Suriname, April 11, 2023 (PAHO/WHO) – Every year during Easter, the indigenous villages of southern Suriname organize an Easter Conference, where people from nearby villages and surrounding areas come together. This year, the Bible Conference was organized in Apetina. In order to make this gathering safer and healthier for the participants, the Malaria Program / Ministry of Health and the Medical Mission, organized a Proactive Case Detection and malaria outreach in Apetina. This visit was technically supported by the Pan American Health Organization (PAHO/WHO).
Among the PAHO delegates were Dr. Lilian Reneau-Vernon, PAHO/WHO Representative in Suriname, and Oscar Mesones Lapouble, Technical Officer Public Health Emergencies & Tropical and Vector-borne Diseases. Dr. Helène Hiwat, Coordinator of the Malaria Program also joined the Medical Mission delegation led by Maureen Wijngaarde-van Dijk, Deputy Director of the Medical Mission. The site visit aimed to promote awareness and provide information on malaria prevention measures, proactive case detection, and treatment, as well as the distribution of bed nets to reduce the risk of infection.
During the site visit, a session for discussions and decision-making on matters that affect the village and its people with the village, also known as a “Krutu”, was held to promote community engagement and mobilization for malaria prevention and control, and to ensure that everyone is aware of the risks associated with the disease and the measures they can take to protect themselves and their families.
In recent years, the Krutu has also become an opportunity to raise awareness about health issues affecting the community, particularly malaria. The Ministry of Health, Suriname, and other health organizations have been using this event to conduct health outreach activities and provide education on malaria prevention and control.
The village leader (in Surinamese: Basja) opened the Krutu by expressing her gratitude for the support provided to the local community, specifically the health outreach activities and the education on malaria prevention and control provided by the Ministry of Health, the Malaria Program, Medical Mission, PAHO/WHO and other health organizations. Dr. Lilian Reneau-Vernon, who came to Suriname for the first time in February 2023 mentioned that this was a great first field visit in order to see the area and meet these important members of the Amerindian community and witness the work being done by the local healthcare professionals.

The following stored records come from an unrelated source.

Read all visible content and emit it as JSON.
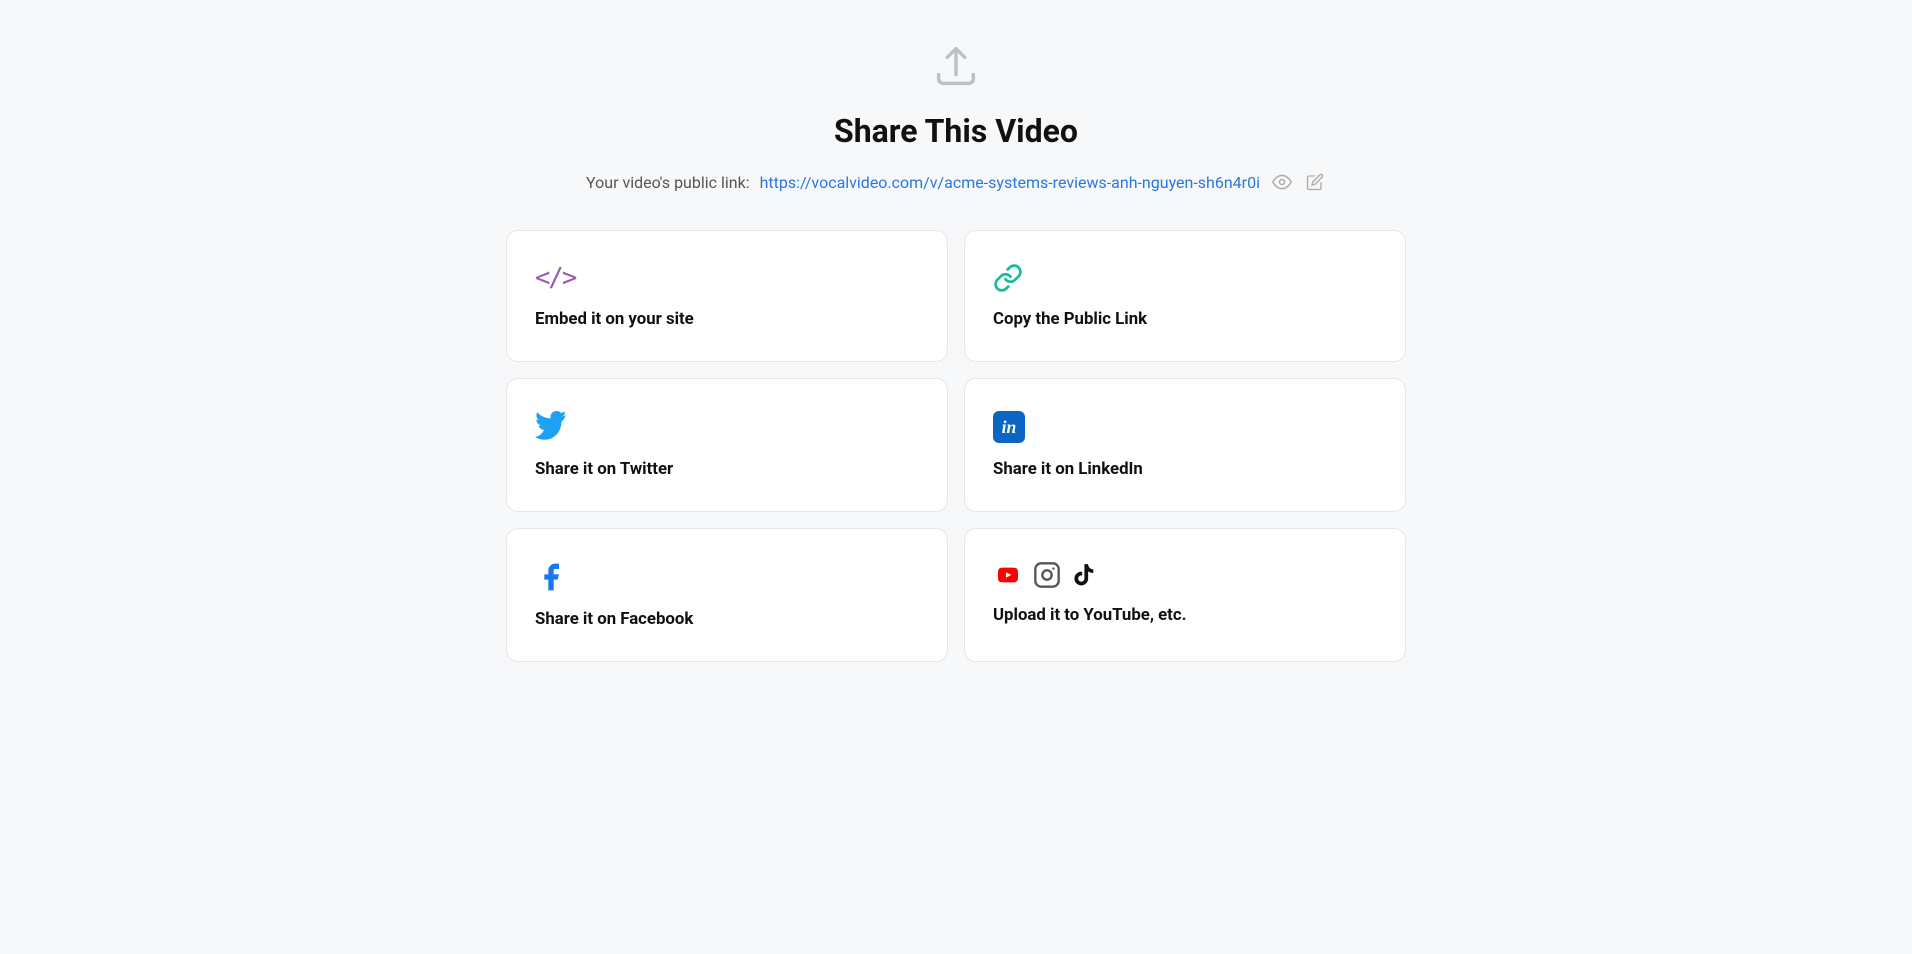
{
  "page": {
    "title": "Share This Video",
    "public_link_label": "Your video's public link:",
    "public_link_url": "https://vocalvideo.com/v/acme-systems-reviews-anh-nguyen-sh6n4r0i"
  },
  "cards": [
    {
      "id": "embed",
      "label": "Embed it on your site",
      "icon_type": "embed"
    },
    {
      "id": "copy-link",
      "label": "Copy the Public Link",
      "icon_type": "link"
    },
    {
      "id": "twitter",
      "label": "Share it on Twitter",
      "icon_type": "twitter"
    },
    {
      "id": "linkedin",
      "label": "Share it on LinkedIn",
      "icon_type": "linkedin"
    },
    {
      "id": "facebook",
      "label": "Share it on Facebook",
      "icon_type": "facebook"
    },
    {
      "id": "youtube",
      "label": "Upload it to YouTube, etc.",
      "icon_type": "youtube-etc"
    }
  ],
  "icons": {
    "upload_label": "⬆",
    "eye_label": "👁",
    "pencil_label": "✏"
  }
}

Maikel Fede, the Focal Point for Malaria at the Medical Mission, emphasized the importance of adhering to the health and safety guidelines and agreements that have been established between the traditional authorities of each indigenous village. He explained that visitors from outside the villages are required to undergo malaria screening as a precautionary measure.
As part of the measures to prevent transmission of malaria during the Easter Conference in Apetina, all attendees will undergo a mandatory screening procedure. The screening process involves a finger-prick blood test, which will be analyzed using a microscope, with the results being available immediately. The purpose of this screening is to not only prevent the transmission of malaria within the conference but also to prevent the importation and exportation of malaria to and from other villages and regions. This is especially critical as Suriname is aiming malaria elimination, and it is imperative to take all necessary precautions to prevent another outbreak.

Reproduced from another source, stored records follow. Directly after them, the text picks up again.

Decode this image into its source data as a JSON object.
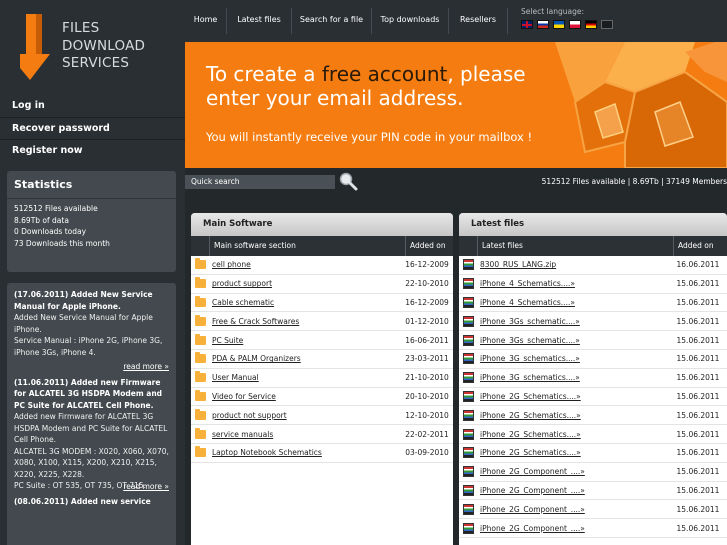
{
  "logo": {
    "line1": "FILES",
    "line2": "DOWNLOAD",
    "line3": "SERVICES"
  },
  "nav": [
    "Home",
    "Latest files",
    "Search for a file",
    "Top downloads",
    "Resellers"
  ],
  "language": {
    "label": "Select language:",
    "flags": [
      "uk-flag-icon",
      "ru-flag-icon",
      "ua-flag-icon",
      "pl-flag-icon",
      "de-flag-icon",
      "blank-flag-icon"
    ]
  },
  "side_menu": [
    "Log in",
    "Recover password",
    "Register now"
  ],
  "stats": {
    "title": "Statistics",
    "lines": [
      "512512 Files available",
      "8.69Tb of data",
      "0 Downloads today",
      "73 Downloads this month"
    ]
  },
  "news": [
    {
      "title": "(17.06.2011) Added New Service Manual for Apple iPhone.",
      "body": "Added New Service Manual for Apple iPhone.\nService Manual : iPhone 2G, iPhone 3G, iPhone 3Gs, iPhone 4.",
      "more": "read more »"
    },
    {
      "title": "(11.06.2011) Added new Firmware for ALCATEL 3G HSDPA Modem and PC Suite for ALCATEL Cell Phone.",
      "body": "Added new Firmware for ALCATEL 3G HSDPA Modem and PC Suite for ALCATEL Cell Phone.\nALCATEL 3G MODEM : X020, X060, X070, X080, X100, X115, X200, X210, X215, X220, X225, X228.\nPC Suite : OT 535, OT 735, OT 715.",
      "more": "read more »"
    },
    {
      "title": "(08.06.2011) Added new service",
      "body": "",
      "more": ""
    }
  ],
  "banner": {
    "line1_pre": "To create a ",
    "line1_em": "free account",
    "line1_post": ", please",
    "line2": "enter your email address.",
    "line3": "You will instantly receive your PIN code in your mailbox !"
  },
  "search": {
    "placeholder": "Quick search"
  },
  "site_stats": "512512 Files available | 8.69Tb | 37149 Members",
  "main_software": {
    "title": "Main Software",
    "col1": "Main software section",
    "col2": "Added on",
    "rows": [
      {
        "name": "cell phone",
        "date": "16-12-2009"
      },
      {
        "name": "product  support",
        "date": "22-10-2010"
      },
      {
        "name": "Cable  schematic",
        "date": "16-12-2009"
      },
      {
        "name": "Free & Crack Softwares",
        "date": "01-12-2010"
      },
      {
        "name": "PC Suite",
        "date": "16-06-2011"
      },
      {
        "name": "PDA & PALM Organizers",
        "date": "23-03-2011"
      },
      {
        "name": "User  Manual",
        "date": "21-10-2010"
      },
      {
        "name": "Video  for  Service",
        "date": "20-10-2010"
      },
      {
        "name": "product not support",
        "date": "12-10-2010"
      },
      {
        "name": "service  manuals",
        "date": "22-02-2011"
      },
      {
        "name": "Laptop Notebook Schematics",
        "date": "03-09-2010"
      }
    ]
  },
  "latest_files": {
    "title": "Latest files",
    "col1": "Latest files",
    "col2": "Added on",
    "rows": [
      {
        "name": "8300_RUS_LANG.zip",
        "date": "16.06.2011"
      },
      {
        "name": "iPhone_4_Schematics....»",
        "date": "15.06.2011"
      },
      {
        "name": "iPhone_4_Schematics....»",
        "date": "15.06.2011"
      },
      {
        "name": "iPhone_3Gs_schematic....»",
        "date": "15.06.2011"
      },
      {
        "name": "iPhone_3Gs_schematic....»",
        "date": "15.06.2011"
      },
      {
        "name": "iPhone_3G_schematics....»",
        "date": "15.06.2011"
      },
      {
        "name": "iPhone_3G_schematics....»",
        "date": "15.06.2011"
      },
      {
        "name": "iPhone_2G_Schematics....»",
        "date": "15.06.2011"
      },
      {
        "name": "iPhone_2G_Schematics....»",
        "date": "15.06.2011"
      },
      {
        "name": "iPhone_2G_Schematics....»",
        "date": "15.06.2011"
      },
      {
        "name": "iPhone_2G_Schematics....»",
        "date": "15.06.2011"
      },
      {
        "name": "iPhone_2G_Component_....»",
        "date": "15.06.2011"
      },
      {
        "name": "iPhone_2G_Component_....»",
        "date": "15.06.2011"
      },
      {
        "name": "iPhone_2G_Component_....»",
        "date": "15.06.2011"
      },
      {
        "name": "iPhone_2G_Component_....»",
        "date": "15.06.2011"
      }
    ]
  },
  "colors": {
    "accent": "#f47c10",
    "dark": "#23282b",
    "panel": "#43494e"
  }
}
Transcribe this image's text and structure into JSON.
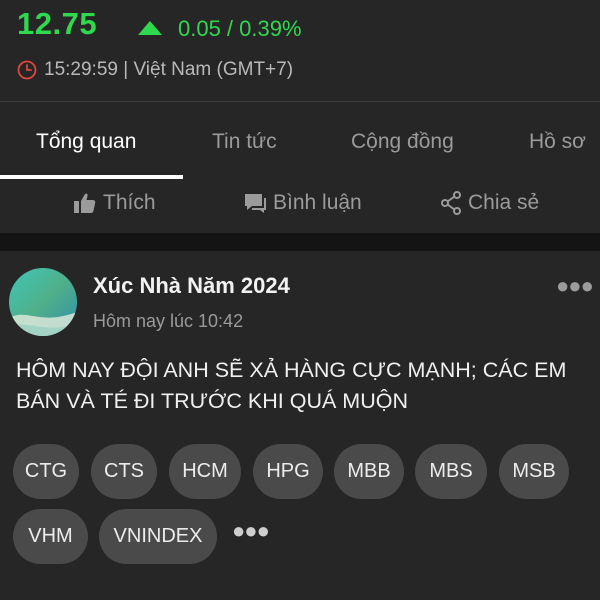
{
  "stock": {
    "price": "12.75",
    "change": "0.05 / 0.39%",
    "time": "15:29:59 | Việt Nam (GMT+7)",
    "up_color": "#2fd84e"
  },
  "tabs": [
    {
      "label": "Tổng quan",
      "active": true
    },
    {
      "label": "Tin tức",
      "active": false
    },
    {
      "label": "Cộng đồng",
      "active": false
    },
    {
      "label": "Hồ sơ",
      "active": false
    }
  ],
  "actions": {
    "like": "Thích",
    "comment": "Bình luận",
    "share": "Chia sẻ"
  },
  "post": {
    "author": "Xúc Nhà Năm 2024",
    "time": "Hôm nay lúc 10:42",
    "content": "HÔM NAY ĐỘI ANH SẼ XẢ HÀNG CỰC MẠNH; CÁC EM BÁN VÀ TÉ ĐI TRƯỚC KHI QUÁ MUỘN",
    "tags": [
      "CTG",
      "CTS",
      "HCM",
      "HPG",
      "MBB",
      "MBS",
      "MSB",
      "VHM",
      "VNINDEX"
    ],
    "more_icon": "ellipsis-icon"
  }
}
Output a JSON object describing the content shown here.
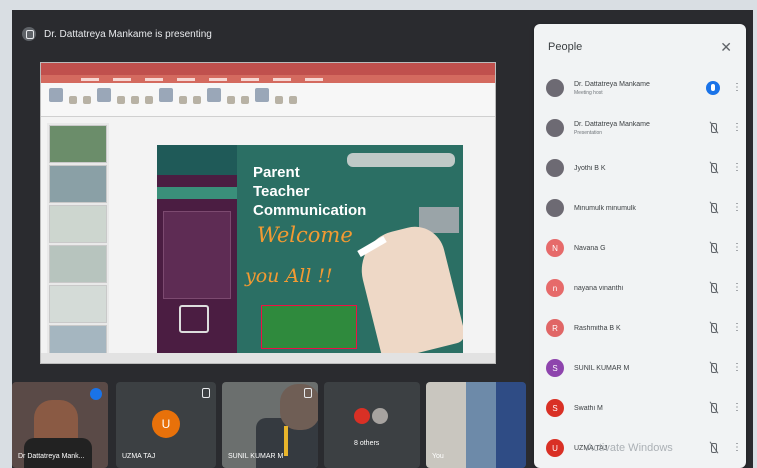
{
  "presenter_bar": {
    "text": "Dr. Dattatreya Mankame is presenting"
  },
  "slide": {
    "heading_line1": "Parent",
    "heading_line2": "Teacher",
    "heading_line3": "Communication",
    "welcome": "Welcome",
    "you_all": "you All !!"
  },
  "panel": {
    "title": "People",
    "close_glyph": "✕",
    "more_glyph": "⋮",
    "participants": [
      {
        "name": "Dr. Dattatreya Mankame",
        "role": "Meeting host",
        "avatar": "photo",
        "mic": "active"
      },
      {
        "name": "Dr. Dattatreya Mankame",
        "role": "Presentation",
        "avatar": "photo",
        "mic": "muted"
      },
      {
        "name": "Jyothi B K",
        "role": "",
        "avatar": "photo",
        "mic": "muted"
      },
      {
        "name": "Minumulk minumulk",
        "role": "",
        "avatar": "photo",
        "mic": "muted"
      },
      {
        "name": "Navana G",
        "role": "",
        "avatar": "letter",
        "letter": "N",
        "color": "#e66a6a",
        "mic": "muted"
      },
      {
        "name": "nayana vinanthi",
        "role": "",
        "avatar": "letter",
        "letter": "n",
        "color": "#e66a6a",
        "mic": "muted"
      },
      {
        "name": "Rashmitha B K",
        "role": "",
        "avatar": "letter",
        "letter": "R",
        "color": "#e06666",
        "mic": "muted"
      },
      {
        "name": "SUNIL KUMAR M",
        "role": "",
        "avatar": "letter",
        "letter": "S",
        "color": "#8e44ad",
        "mic": "muted"
      },
      {
        "name": "Swathi M",
        "role": "",
        "avatar": "letter",
        "letter": "S",
        "color": "#d93025",
        "mic": "muted"
      },
      {
        "name": "UZMA TAJ",
        "role": "",
        "avatar": "letter",
        "letter": "U",
        "color": "#d93025",
        "mic": "muted"
      }
    ],
    "watermark": "Activate Windows"
  },
  "tiles": [
    {
      "name": "Dr Dattatreya Mank...",
      "kind": "camera-presenter",
      "speaking": true
    },
    {
      "name": "UZMA TAJ",
      "kind": "letter",
      "letter": "U"
    },
    {
      "name": "SUNIL KUMAR M",
      "kind": "camera"
    },
    {
      "name": "8 others",
      "kind": "others"
    },
    {
      "name": "You",
      "kind": "camera-self"
    }
  ]
}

In an effort to combat the risk of reintroduction of malaria in Suriname, the Malaria Program is taking proactive steps to educate the younger generation on the importance of malaria prevention. As Dr. Hiwat, the Coordinator of the Malaria Program, pointed out, the success of malaria elimination in Suriname has led to a lack of knowledge and awareness of the disease among the population, particularly the youth, as the younger generation has never experienced malaria and there is a risk of reintroduction from imported cases.

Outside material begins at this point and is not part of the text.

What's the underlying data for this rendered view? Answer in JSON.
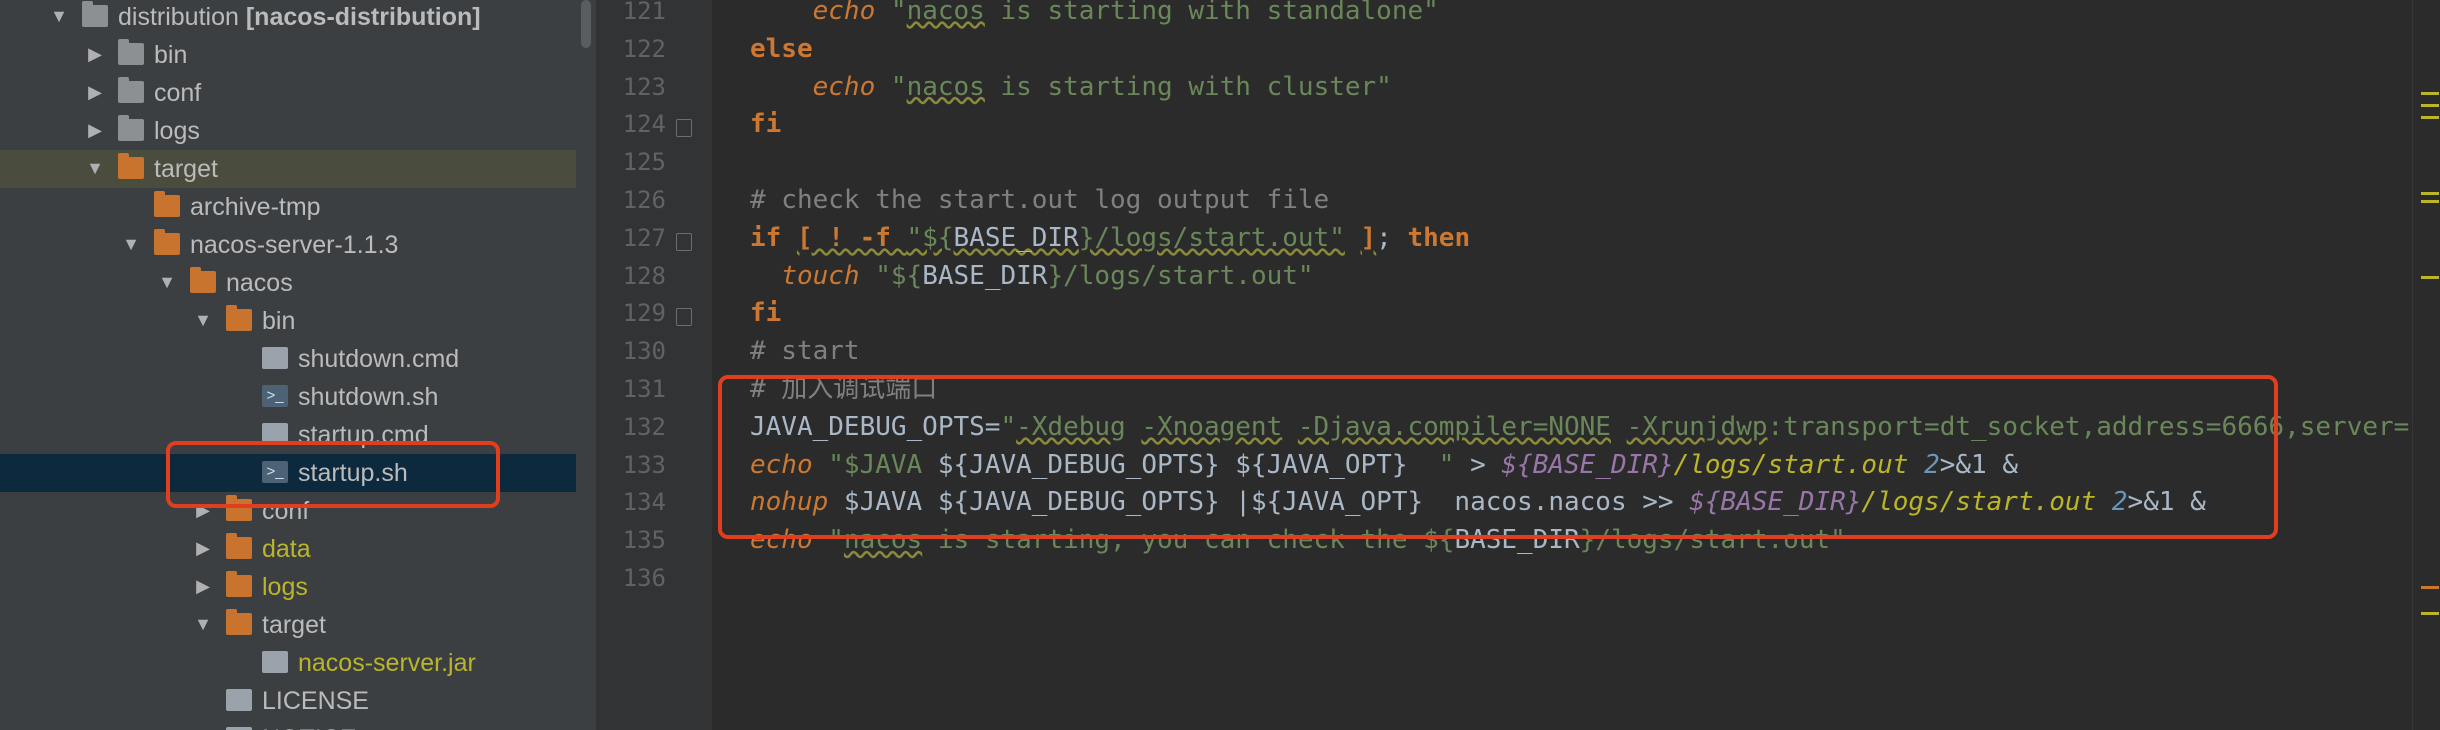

The outbreak in two indigenous villages in 2019 and 2020 served as a stark reminder of the dangers of malaria and highlighted the need for education and prevention measures, as it became apparent that the knowledge and awareness of malaria prevention measures had significantly decreased among the population. It is crucial to ensure that people are aware of the risks and necessary actions to take, especially since imported cases can easily reintroduce the disease to the population.
This poses a significant danger to the community as people are not aware of the risks and necessary actions to take. To address this issue, efforts are being made to educate the youth on what malaria is, its impact on Suriname in the past, and how to prevent it.